The damage of alveolar-capillary barrier plays an important role in the development of ARDS,because it leads to flooding of the alveolar spaces with protein-rich exudates. Apoptosis of alveolar epithelial cells is an important mechanism leading to this injury33. Blood gas analysis showed that PaO2, PaCO2 and PaO2/FiO2 were significantly lower in the model group than in the control group and that PaO2, PaCO2 and PaO2/FiO2 were significantly higher after drug administration.It is suggested that ARC intervention may improve the alveolar-capillary barrier function and help to avoid further deterioration of pulmonary oxygenation.

The inflammatory response plays an important role in ARDS, and the increased release of proinflammatory factors and the relatively insufficient amount of anti-inflammatory factors in the early stage of ARDS are the main mechanisms leading to an uncontrolled inflammatory response in ARDS34,35,36. A previous study showed that the lung tissue of LPS-induced ARDS model rats exhibited increased infiltration of polymorphonuclear leukocytes (PMNs), which produce and release many inflammatory factors, including IL-1α, IL-1β, IL-4, IL-6, IL-10, and TNF-α37. Among them, TNF-α, as the initiating factor of ARDS, represents the severity of the inflammatory response in the early stage of ARDS38. Hypoxia and inflammation in patients with ARDS experience hypertrophy of smooth muscle in the distal lung vessels, myelin dysregulation and thickened intima, which eventually leads to pulmonary vascular morphology remodeling, causing an increase in PVR and the formation of PH39. Agrawal et al. observed through animal experiments that a hypoxic environment can directly upregulate IL-6, which plays an important role in the process of pulmonary vascular remodeling and PH formation.

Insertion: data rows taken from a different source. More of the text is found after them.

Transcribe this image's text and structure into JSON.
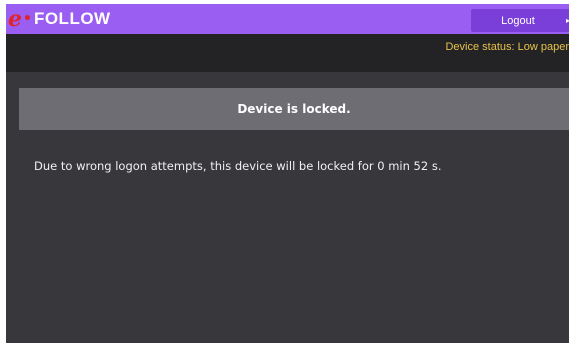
{
  "header": {
    "logo_mark": "e",
    "logo_text": "FOLLOW",
    "logout_label": "Logout"
  },
  "status": {
    "text": "Device status: Low paper"
  },
  "lock": {
    "title": "Device is locked.",
    "message": "Due to wrong logon attempts, this device will be locked for 0 min 52 s."
  },
  "colors": {
    "header_bg": "#9b5ef2",
    "logout_bg": "#7b3fd9",
    "status_text": "#e7c24a",
    "banner_bg": "#6d6d73",
    "page_bg": "#38383c"
  }
}
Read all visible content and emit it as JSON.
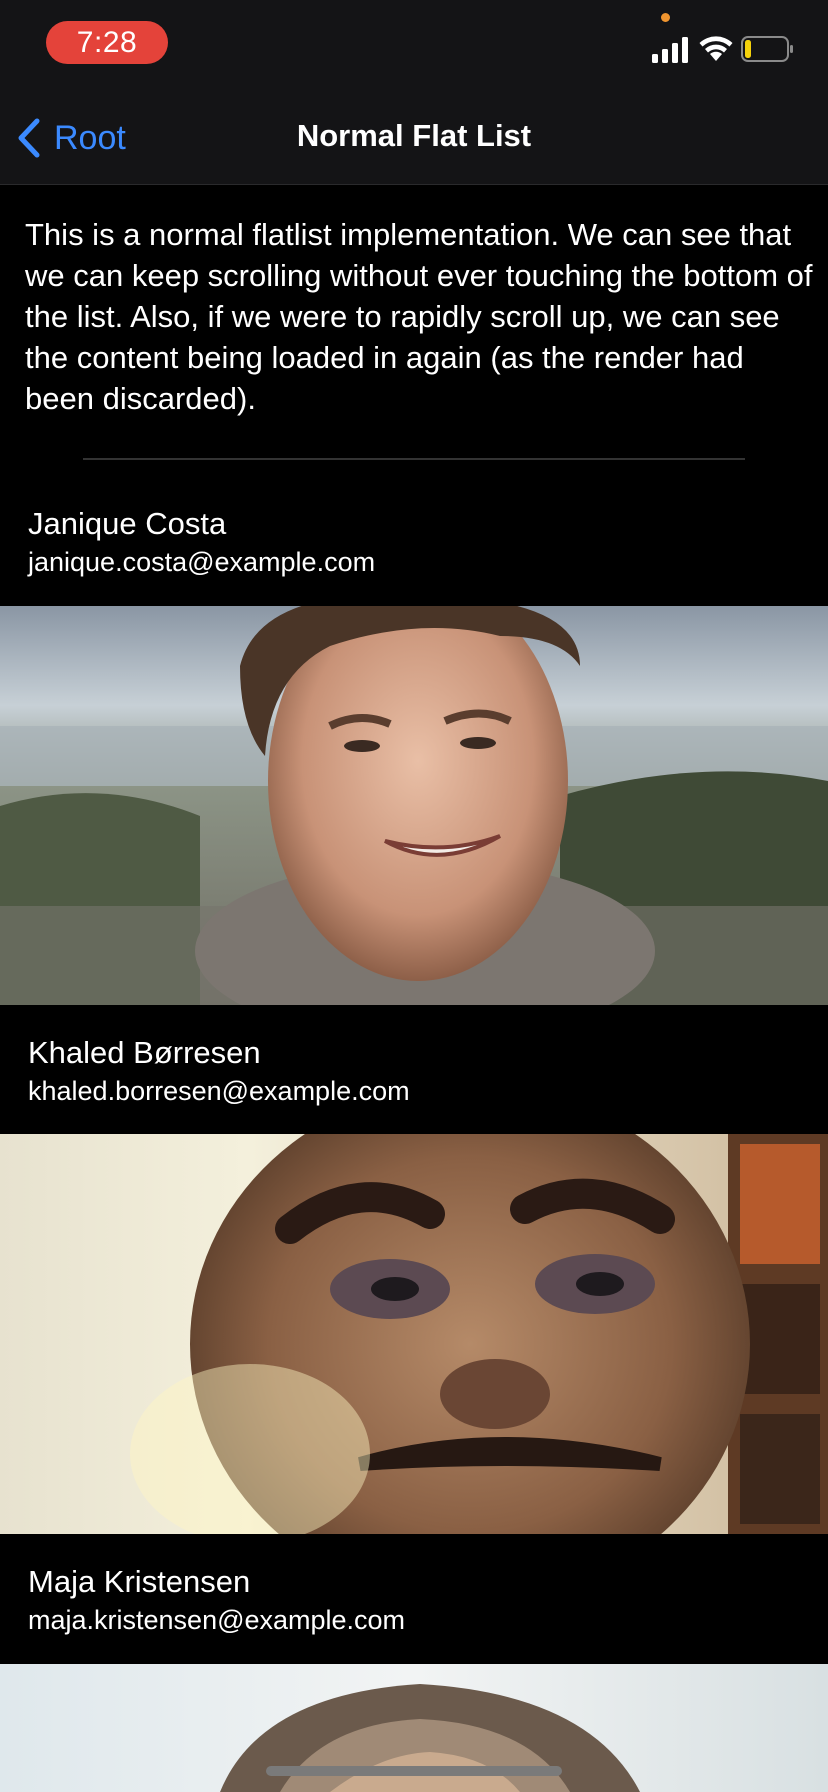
{
  "status_bar": {
    "time": "7:28",
    "battery_level": 0.15
  },
  "nav": {
    "back_label": "Root",
    "title": "Normal Flat List"
  },
  "intro_text": "This is a normal flatlist implementation. We can see that we can keep scrolling without ever touching the bottom of the list. Also, if we were to rapidly scroll up, we can see the content being loaded in again (as the render had been discarded).",
  "people": [
    {
      "name": "Janique Costa",
      "email": "janique.costa@example.com"
    },
    {
      "name": "Khaled Børresen",
      "email": "khaled.borresen@example.com"
    },
    {
      "name": "Maja Kristensen",
      "email": "maja.kristensen@example.com"
    }
  ],
  "colors": {
    "accent": "#3b8aff",
    "time_pill": "#e4433a",
    "background": "#000000",
    "bar": "#141416"
  }
}
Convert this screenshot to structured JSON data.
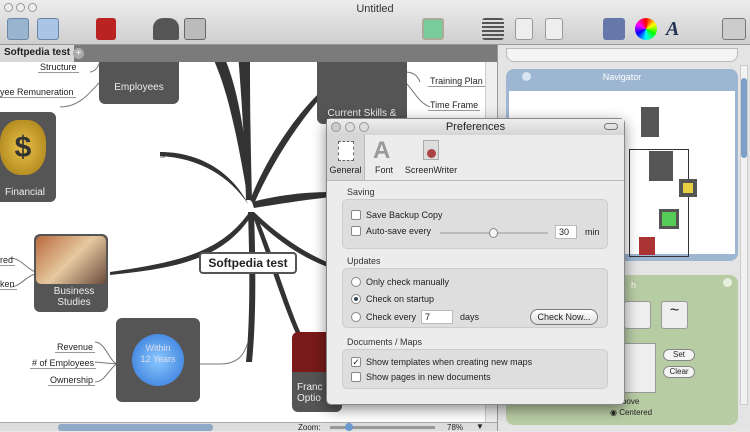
{
  "window": {
    "title": "Untitled"
  },
  "toolbar": {
    "icons": [
      "layout-icon",
      "layout-alt-icon",
      "book-icon",
      "people-icon",
      "contacts-icon",
      "image-icon",
      "align-icon",
      "export-icon",
      "export-alt-icon",
      "media-icon",
      "colors-icon",
      "fonts-icon",
      "print-icon"
    ]
  },
  "tabs": [
    {
      "label": "Softpedia test"
    }
  ],
  "map": {
    "center": "Softpedia test",
    "nodes": {
      "employees": "Employees",
      "financial": "Financial",
      "skills": "Current Skills &",
      "business": "Business Studies",
      "within": "Within 12 Years",
      "franc": "Franc Optio"
    },
    "leaves": {
      "structure": "Structure",
      "remuneration": "yee Remuneration",
      "training": "Training Plan",
      "timeframe": "Time Frame",
      "red": "red",
      "ken": "ken",
      "revenue": "Revenue",
      "employees_count": "# of Employees",
      "ownership": "Ownership"
    }
  },
  "bottom": {
    "zoom_label": "Zoom:",
    "zoom_value": "78%",
    "zoom_fraction": 0.2
  },
  "navigator": {
    "title": "Navigator"
  },
  "style_panel": {
    "title": "h",
    "set": "Set",
    "clear": "Clear",
    "above": "Above",
    "centered": "Centered"
  },
  "prefs": {
    "title": "Preferences",
    "tabs": [
      "General",
      "Font",
      "ScreenWriter"
    ],
    "saving": {
      "label": "Saving",
      "backup": "Save Backup Copy",
      "autosave": "Auto-save every",
      "minutes": "30",
      "unit": "min",
      "slider_fraction": 0.45
    },
    "updates": {
      "label": "Updates",
      "manual": "Only check manually",
      "startup": "Check on startup",
      "every": "Check every",
      "days_value": "7",
      "days": "days",
      "check_now": "Check Now..."
    },
    "docs": {
      "label": "Documents / Maps",
      "templates": "Show templates when creating new maps",
      "pages": "Show pages in new documents"
    }
  }
}
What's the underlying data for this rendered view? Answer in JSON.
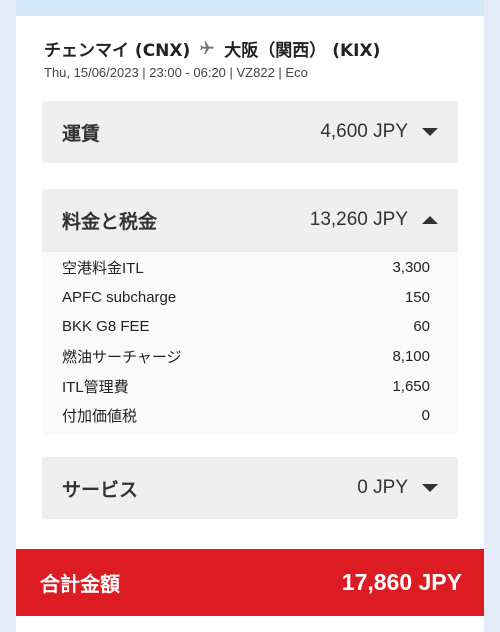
{
  "flight": {
    "origin": "チェンマイ (CNX)",
    "destination": "大阪（関西） (KIX)",
    "details": "Thu, 15/06/2023 | 23:00 - 06:20 | VZ822 | Eco"
  },
  "sections": {
    "fare": {
      "title": "運賃",
      "amount": "4,600 JPY",
      "expanded": false
    },
    "fees": {
      "title": "料金と税金",
      "amount": "13,260 JPY",
      "expanded": true,
      "items": [
        {
          "label": "空港料金ITL",
          "value": "3,300"
        },
        {
          "label": "APFC subcharge",
          "value": "150"
        },
        {
          "label": "BKK G8 FEE",
          "value": "60"
        },
        {
          "label": "燃油サーチャージ",
          "value": "8,100"
        },
        {
          "label": "ITL管理費",
          "value": "1,650"
        },
        {
          "label": "付加価値税",
          "value": "0"
        }
      ]
    },
    "services": {
      "title": "サービス",
      "amount": "0 JPY",
      "expanded": false
    }
  },
  "total": {
    "label": "合計金額",
    "amount": "17,860 JPY"
  },
  "colors": {
    "accent": "#dd1b23",
    "section_bg": "#efefef",
    "page_bg": "#e3ecf8"
  },
  "icons": {
    "route": "airplane-icon",
    "collapsed": "caret-down-icon",
    "expanded": "caret-up-icon"
  }
}
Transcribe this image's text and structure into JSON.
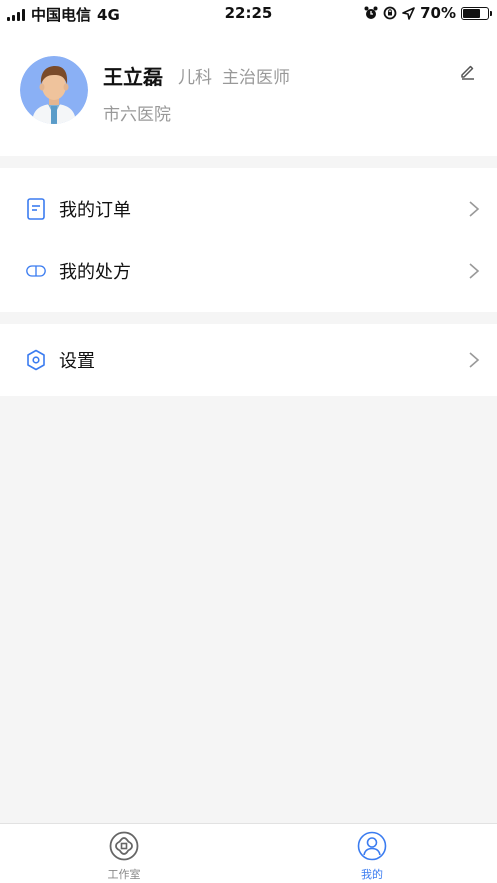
{
  "status_bar": {
    "carrier": "中国电信",
    "network": "4G",
    "time": "22:25",
    "battery_percent": "70%",
    "battery_level": 0.7
  },
  "profile": {
    "name": "王立磊",
    "department": "儿科",
    "title": "主治医师",
    "hospital": "市六医院",
    "avatar_icon": "doctor-avatar-icon",
    "edit_icon": "pencil-icon"
  },
  "menu_groups": [
    {
      "items": [
        {
          "label": "我的订单",
          "icon": "order-doc-icon"
        },
        {
          "label": "我的处方",
          "icon": "pill-capsule-icon"
        }
      ]
    },
    {
      "items": [
        {
          "label": "设置",
          "icon": "hexagon-settings-icon"
        }
      ]
    }
  ],
  "tab_bar": {
    "tabs": [
      {
        "label": "工作室",
        "icon": "studio-icon",
        "active": false
      },
      {
        "label": "我的",
        "icon": "user-circle-icon",
        "active": true
      }
    ]
  },
  "colors": {
    "accent": "#3b7cf0",
    "text_primary": "#111111",
    "text_secondary": "#999999",
    "background": "#f5f5f5",
    "tab_inactive": "#888888"
  }
}
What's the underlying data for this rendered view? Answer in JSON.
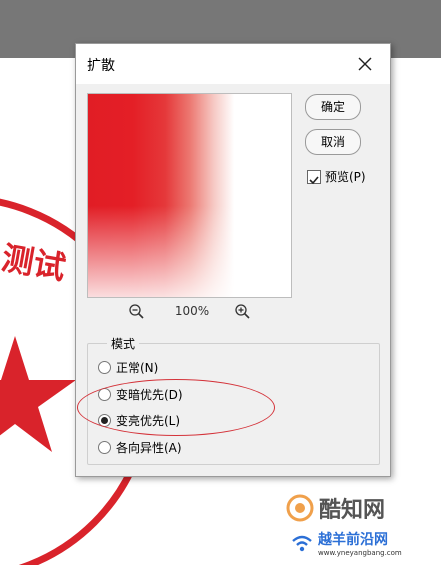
{
  "dialog": {
    "title": "扩散",
    "ok_label": "确定",
    "cancel_label": "取消",
    "preview_label": "预览(P)",
    "preview_checked": true,
    "zoom_text": "100%",
    "mode_group_label": "模式",
    "modes": [
      {
        "label": "正常(N)",
        "selected": false
      },
      {
        "label": "变暗优先(D)",
        "selected": false
      },
      {
        "label": "变亮优先(L)",
        "selected": true
      },
      {
        "label": "各向异性(A)",
        "selected": false
      }
    ]
  },
  "document": {
    "seal_text": "测试",
    "seal_color": "#d9232b"
  },
  "watermark": {
    "brand": "酷知网",
    "site_name": "越羊前沿网",
    "url": "www.yneyangbang.com"
  },
  "colors": {
    "workspace": "#777777",
    "dialog_bg": "#f0f0f0",
    "annotation": "#d4333a"
  }
}
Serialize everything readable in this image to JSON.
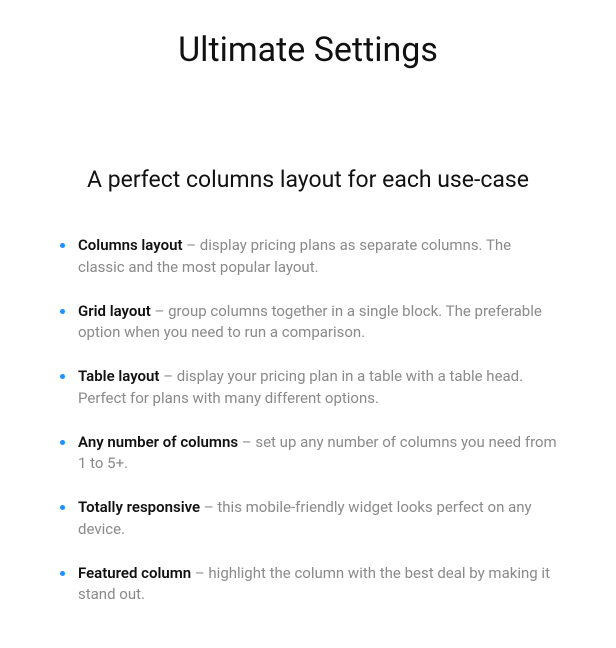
{
  "title": "Ultimate Settings",
  "subtitle": "A perfect columns layout for each use-case",
  "features": [
    {
      "term": "Columns layout",
      "desc": " – display pricing plans as separate columns. The classic and the most popular layout."
    },
    {
      "term": "Grid layout",
      "desc": " – group columns together in a single block. The preferable option when you need to run a comparison."
    },
    {
      "term": "Table layout",
      "desc": " – display your pricing plan in a table with a table head. Perfect for plans with many different options."
    },
    {
      "term": "Any number of columns",
      "desc": " – set up any number of columns you need from 1 to 5+."
    },
    {
      "term": "Totally responsive",
      "desc": " – this mobile-friendly widget looks perfect on any device."
    },
    {
      "term": "Featured column",
      "desc": " – highlight the column with the best deal by making it stand out."
    }
  ],
  "accent_color": "#1e90ff"
}
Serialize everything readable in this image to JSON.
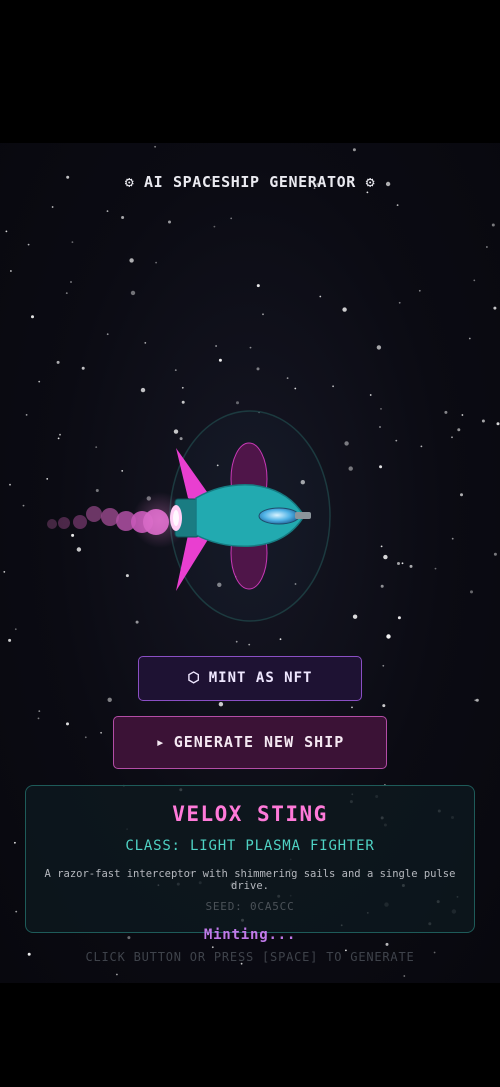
{
  "app": {
    "title": "AI SPACESHIP GENERATOR",
    "title_icon": "gear-icon"
  },
  "buttons": {
    "mint": {
      "label": "MINT AS NFT",
      "icon": "hexagon-icon",
      "glyph": "⬡"
    },
    "generate": {
      "label": "GENERATE NEW SHIP",
      "icon": "play-icon",
      "glyph": "▸"
    }
  },
  "ship": {
    "name": "VELOX STING",
    "class_label": "CLASS: LIGHT PLASMA FIGHTER",
    "description": "A razor-fast interceptor with shimmering sails and a single pulse drive.",
    "seed_label": "SEED: 0CA5CC",
    "hull_color": "#22aab0",
    "fin_color": "#e93fd0",
    "sail_color": "#7a1e6e",
    "exhaust_color": "#d063c0",
    "cockpit_color": "#4fb2e6"
  },
  "status": {
    "minting_text": "Minting...",
    "hint_text": "CLICK BUTTON OR PRESS [SPACE] TO GENERATE"
  },
  "theme": {
    "accent_pink": "#ff7ad9",
    "accent_teal": "#4fd3c4",
    "accent_purple": "#8a4fc4",
    "background": "#0b0b13"
  }
}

The proinflammatory cytokines IL-1β and IL-6 can play a major role in the occurance and progression of ARDS by stimulating neutrophil chemotaxis40. The present study showed that the levels of inflammatory mediators (TNF-α, IL-1β and IL-6) were significantly elevated in the LPS model group and significantly decreased after ARC treatment. From these results, it can be concluded that ARC, a caspase inhibitor, can effectively reduce the levels of inflammatory factors in ARDS model rats.

In this study, we only observed the effect of caspase inhibitor on ARDS model rats, but we did not study the mechanism of action in depth, and we need to explore the mechanism of action in subsequent studies. In addition, we have only done in vivo studies of cells, and have not gone deeper for in vitro cellular studies to explore further roles and possible mechanisms.

In conclusion, this study revealed the effects of a caspase inhibitor on PH, hemodynamics, and inflammatory factors in a rat model of ARDS, providing a theoretical basis for the treatment of PH in clinical ARDS patients.